At the other end of some scale or other, here in Pontevedra construction is nearing completion of a large house down the hill from me. It has an imposingly tall stone crucifix in the garden and what looks like a chapel behind the house itself. I’m told it belongs to the head honcho in the town’s branch of Opus Dei, which sounds eminently plausible. This is the Spanish-founded, secret [but powerful] religious organisation regarded as right wing even by Catholics. And of which the British Education Secretary, Ruth Kelly, is a member. I wonder what she has in her garden.

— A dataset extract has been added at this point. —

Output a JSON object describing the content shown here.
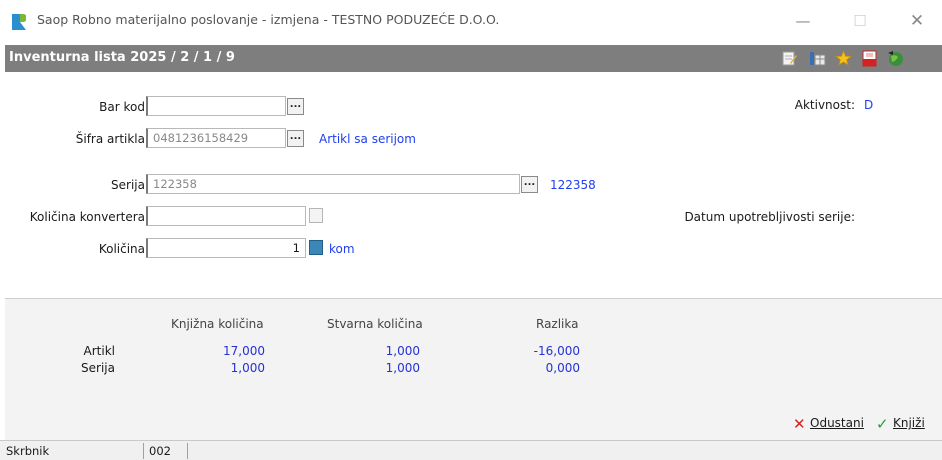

A local newspaper reports that a woman driver suddenly left the road and crashed through a shop window. ‘As yet,’ it adds ‘the reasons for this are unknown but it is thought that she lost control of the vehicle’. Well, yes. Either that or she chose to top herself in a somewhat unorthodox manner.
My nice-but-noisy neighbour, Tony, has started to add tuneless caterwauling to his pointless bellowing. If this blog suddenly stops, you’ll know I’ve driven my car into a shop front. Either that or Opus Dei have paid me a visit.